同様にして、次は「アニメ風」に作成した画像を比べてみましょう。
↑画像6)「GPT-4o」モデルで作成したアニメ風画像
↑画像7)「DALL-E 3」モデルで作成したアニメ風画像の一つ
「GPT-4o」モデルで作成したアニメ風画像の方は、いかにも古いアニメの趣きがあり、「DALL-E 3」モデルで作成したアニメ風画像の方は、CGを使った今風のアニメといった感じです。
ポートレート的なものばかりでなく、趣を変えて次は風景で比較してみましょう。
↑画像8)「GPT-4o」モデルで作成した実写風画像
↑画像9)「DALL-E 3」モデルで作成した実写風画像の一つ
いずれも実写風を指定して作成したものですが、「GPT-4o」モデルの方は、車道の信号が青で人が横断しているのはまだ良しとしても、一方通行なのに信号機が反対向きについているのはいかにもおかしいのですが、雰囲気はまるでカメラで撮ってきたかのようにリアルです。他方、「DALL-E 3」モデルの方は、実写とは言い難くイラスト感満載です。
「GPT-4o」がよいか「DALL-E 3」がよいかは個人の好み問題ですが、両方を試して使い分けるのがよさそうです。
■動画作成
Bing Image Creatorでは、画像だけでなく動画も作成することができます。とはいっても5秒間ですが。
↑画像10)Bing Image Creatorのサイト画面 プロンプト入力枠の上方に[ビデオ]ボタンが見える
動画を作成するには、プロンプト入力枠の上にある[ビデオ]ボタンをクリックして青くしておく必要があります。その後プロンプトに入力し、[作成]ボタンをクリックすると動画作成が始まります。
残念ながら動画の出来は芳しくありません。例えば、飛行機である「B-29」の画像を作らせれば、立派にB-29と見えるのに、動画だとどういう訳か似ても似つかぬものができてしまいます(画像11、画像12)。
↑画像11)Bing Image Creatorが作った動画のB-29は似ても似つかぬもの
↑画像12)Bing Image Creatorが作ったB-29の画像 本物⁈
実例を示すことまではしませんが、Bing Image Creatorでほかにもいくつか動画をつくってみましたが、いずれもひどいできでした。似ても似つかぬねぶたに笠もかぶらず手をたたいて囃すだけの跳人だったり、機首ばかりか翼端や尾部にプロペラが付きどちらに向けて飛んでいくのかというような飛行機、など。
■生成速度と制限
Bing Image Creatorでは、画像や動画作成に際して高速と標準の二つの速度があります。
動画作成では、プロンプト入力枠の下部に[速度]と書かれたボタンがあり、クリックするとドロップダウンメニューが開いて速度が選べるようです。
画像作成では速度ボタンはなく、デフォルトは高速モードのようです。
高速モードには制限があり、1日15回まで。
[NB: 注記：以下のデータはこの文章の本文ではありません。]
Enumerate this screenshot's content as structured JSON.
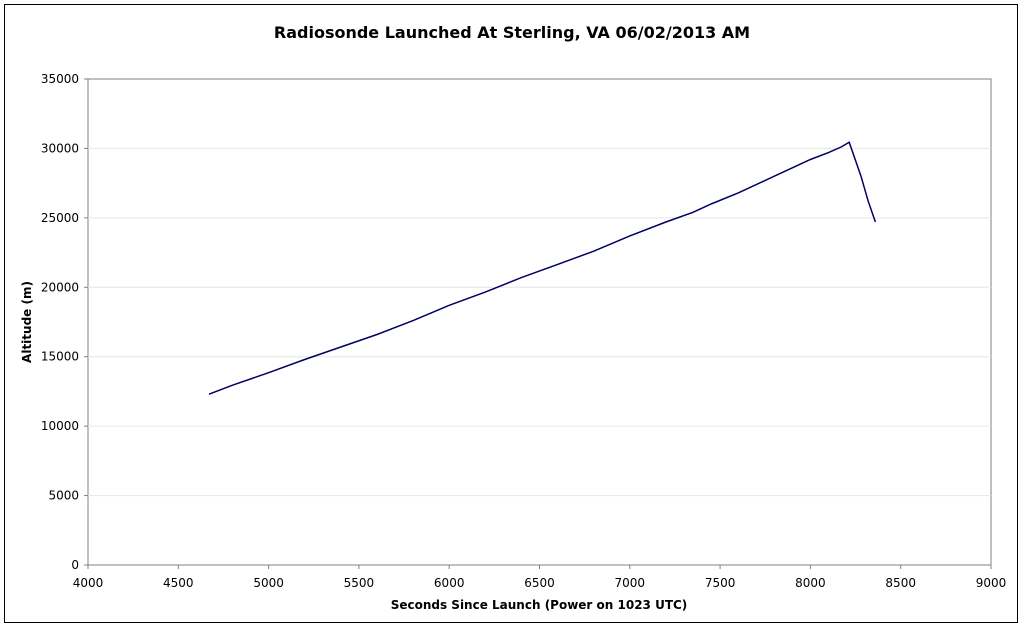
{
  "chart_data": {
    "type": "line",
    "title": "Radiosonde Launched At Sterling, VA 06/02/2013 AM",
    "xlabel": "Seconds Since Launch (Power on 1023 UTC)",
    "ylabel": "Altitude (m)",
    "xlim": [
      4000,
      9000
    ],
    "ylim": [
      0,
      35000
    ],
    "xticks": [
      4000,
      4500,
      5000,
      5500,
      6000,
      6500,
      7000,
      7500,
      8000,
      8500,
      9000
    ],
    "yticks": [
      0,
      5000,
      10000,
      15000,
      20000,
      25000,
      30000,
      35000
    ],
    "grid": "horizontal",
    "legend": "none",
    "line_color": "#000066",
    "series": [
      {
        "x": [
          4670,
          4800,
          5000,
          5200,
          5400,
          5600,
          5800,
          6000,
          6200,
          6400,
          6600,
          6800,
          7000,
          7200,
          7350,
          7450,
          7600,
          7800,
          8000,
          8100,
          8170,
          8215,
          8280,
          8320,
          8360
        ],
        "y": [
          12300,
          12950,
          13850,
          14800,
          15700,
          16600,
          17600,
          18700,
          19650,
          20700,
          21650,
          22600,
          23700,
          24700,
          25400,
          26000,
          26800,
          28000,
          29200,
          29700,
          30100,
          30450,
          28000,
          26200,
          24700
        ]
      }
    ]
  }
}
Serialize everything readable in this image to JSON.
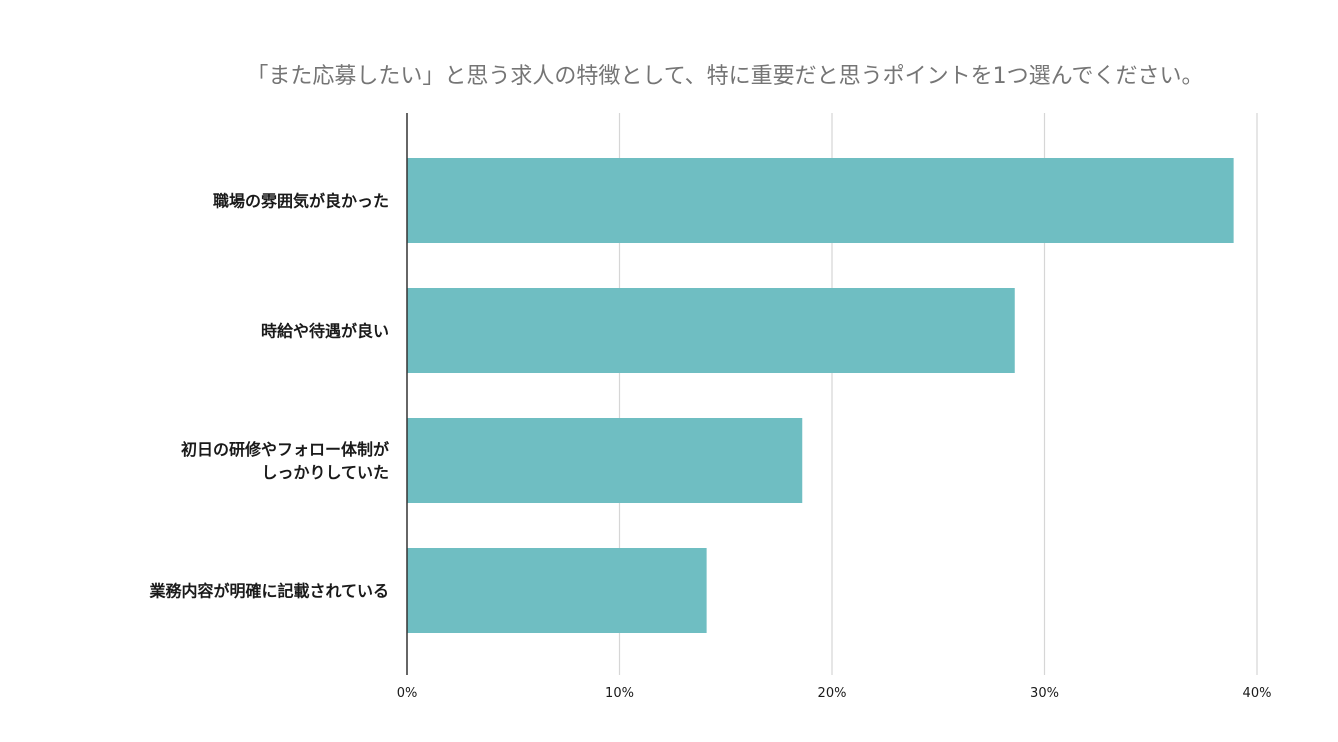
{
  "colors": {
    "bar": "#6fbec2",
    "grid": "#d6d6d6",
    "axis": "#333333",
    "title": "#757575",
    "label": "#1a1a1a"
  },
  "chart_data": {
    "type": "bar",
    "orientation": "horizontal",
    "title": "「また応募したい」と思う求人の特徴として、特に重要だと思うポイントを1つ選んでください。",
    "categories": [
      "職場の雰囲気が良かった",
      "時給や待遇が良い",
      "初日の研修やフォロー体制が\nしっかりしていた",
      "業務内容が明確に記載されている"
    ],
    "values": [
      38.9,
      28.6,
      18.6,
      14.1
    ],
    "unit": "%",
    "xlim": [
      0,
      40
    ],
    "xticks": [
      0,
      10,
      20,
      30,
      40
    ],
    "xtick_labels": [
      "0%",
      "10%",
      "20%",
      "30%",
      "40%"
    ],
    "grid": true,
    "legend": "none"
  }
}
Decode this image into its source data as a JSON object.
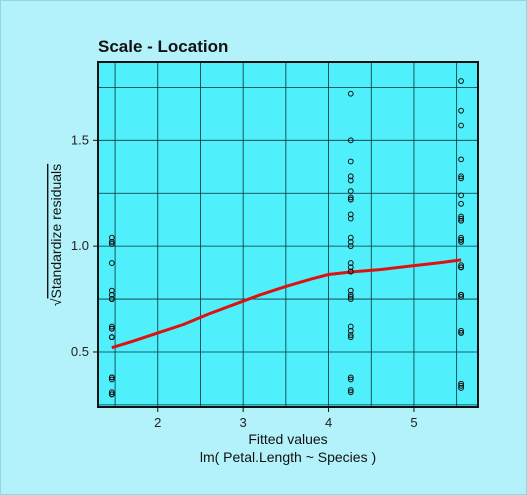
{
  "chart_data": {
    "type": "scatter",
    "title": "Scale - Location",
    "xlabel": "Fitted values",
    "subtitle": "lm( Petal.Length ~ Species )",
    "ylabel": "Standardize residuals",
    "ylabel_prefix": "√",
    "xlim": [
      1.3,
      5.75
    ],
    "ylim": [
      0.24,
      1.87
    ],
    "xticks": [
      2,
      3,
      4,
      5
    ],
    "yticks": [
      0.5,
      1.0,
      1.5
    ],
    "ytick_labels": [
      "0.5",
      "1.0",
      "1.5"
    ],
    "grid": true,
    "colors": {
      "page_background": "#b3f2fa",
      "plot_background": "#4ff0fb",
      "grid": "#0a2f36",
      "points": "#111111",
      "smooth_line": "#dd1111"
    },
    "series": [
      {
        "x": [
          1.462,
          1.462,
          1.462,
          1.462,
          1.462,
          1.462,
          1.462,
          1.462,
          1.462,
          1.462,
          1.462,
          1.462,
          1.462,
          1.462,
          1.462,
          1.462,
          1.462,
          1.462,
          1.462,
          1.462,
          1.462,
          1.462,
          1.462,
          1.462,
          4.26,
          4.26,
          4.26,
          4.26,
          4.26,
          4.26,
          4.26,
          4.26,
          4.26,
          4.26,
          4.26,
          4.26,
          4.26,
          4.26,
          4.26,
          4.26,
          4.26,
          4.26,
          4.26,
          4.26,
          4.26,
          4.26,
          4.26,
          4.26,
          4.26,
          4.26,
          4.26,
          4.26,
          4.26,
          4.26,
          5.552,
          5.552,
          5.552,
          5.552,
          5.552,
          5.552,
          5.552,
          5.552,
          5.552,
          5.552,
          5.552,
          5.552,
          5.552,
          5.552,
          5.552,
          5.552,
          5.552,
          5.552,
          5.552,
          5.552,
          5.552,
          5.552,
          5.552,
          5.552,
          5.552,
          5.552,
          5.552,
          5.552,
          5.552,
          5.552
        ],
        "y": [
          1.04,
          1.02,
          1.01,
          0.92,
          0.79,
          0.77,
          0.75,
          0.75,
          0.62,
          0.61,
          0.57,
          0.57,
          0.38,
          0.38,
          0.37,
          0.31,
          0.3,
          0.3,
          1.02,
          0.75,
          0.61,
          0.38,
          0.3,
          0.57,
          1.72,
          1.5,
          1.4,
          1.33,
          1.31,
          1.26,
          1.23,
          1.22,
          1.15,
          1.13,
          1.04,
          1.02,
          1.0,
          0.92,
          0.9,
          0.88,
          0.79,
          0.77,
          0.76,
          0.75,
          0.62,
          0.6,
          0.58,
          0.57,
          0.38,
          0.37,
          0.32,
          0.31,
          1.22,
          0.88,
          1.78,
          1.64,
          1.57,
          1.41,
          1.33,
          1.32,
          1.24,
          1.2,
          1.14,
          1.13,
          1.12,
          1.04,
          1.03,
          1.03,
          1.02,
          0.91,
          0.9,
          0.9,
          0.77,
          0.77,
          0.76,
          0.6,
          0.59,
          0.35,
          0.34,
          0.33,
          1.12,
          0.9,
          0.77,
          0.59
        ]
      }
    ],
    "smooth_line": {
      "x": [
        1.462,
        1.7,
        2.0,
        2.3,
        2.6,
        2.9,
        3.2,
        3.5,
        3.8,
        4.0,
        4.26,
        4.6,
        5.0,
        5.3,
        5.552
      ],
      "y": [
        0.52,
        0.55,
        0.59,
        0.63,
        0.68,
        0.725,
        0.77,
        0.81,
        0.845,
        0.866,
        0.878,
        0.889,
        0.908,
        0.922,
        0.935
      ]
    }
  }
}
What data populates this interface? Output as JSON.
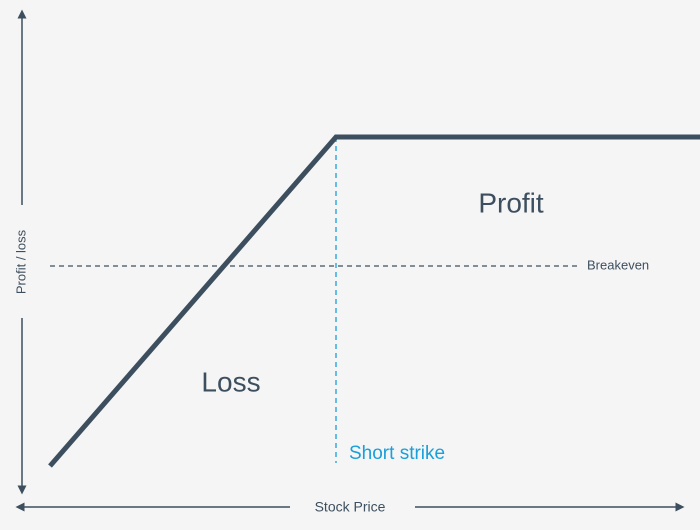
{
  "diagram": {
    "y_axis_label": "Profit / loss",
    "x_axis_label": "Stock Price",
    "breakeven_label": "Breakeven",
    "strike_label": "Short strike",
    "profit_label": "Profit",
    "loss_label": "Loss"
  },
  "colors": {
    "background": "#f5f5f5",
    "payoff_line": "#3d4f5e",
    "axis": "#3d4f5e",
    "breakeven_line": "#3d4f5e",
    "strike_line": "#1a9fd9",
    "strike_text": "#1a9fd9",
    "region_text": "#3d4f5e"
  }
}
作成が15回を超えると標準速度となります。標準速度ではかなり時間を喰い、かなりの我慢を強いられます。無料ですからいたしかたありません。
今回のまとめ
無料の画像生成AIも、動画を除けばなかなかの出来栄えですが、使えるかというと、文字がでたらめだったり、信号機の向きが違っていたりと微妙な場合のあることがわかりました。
Bing Image Creatorでは、標準速度であれば無料で無制限に画像作成ができるもののかなり遅く、いろいろ試すには最初の15回までの高速が利用できる間でと覚悟が必要です。
効率よく画像を作成する方法はないものか、次回はプロンプトの書き方を考えてみたいと思います。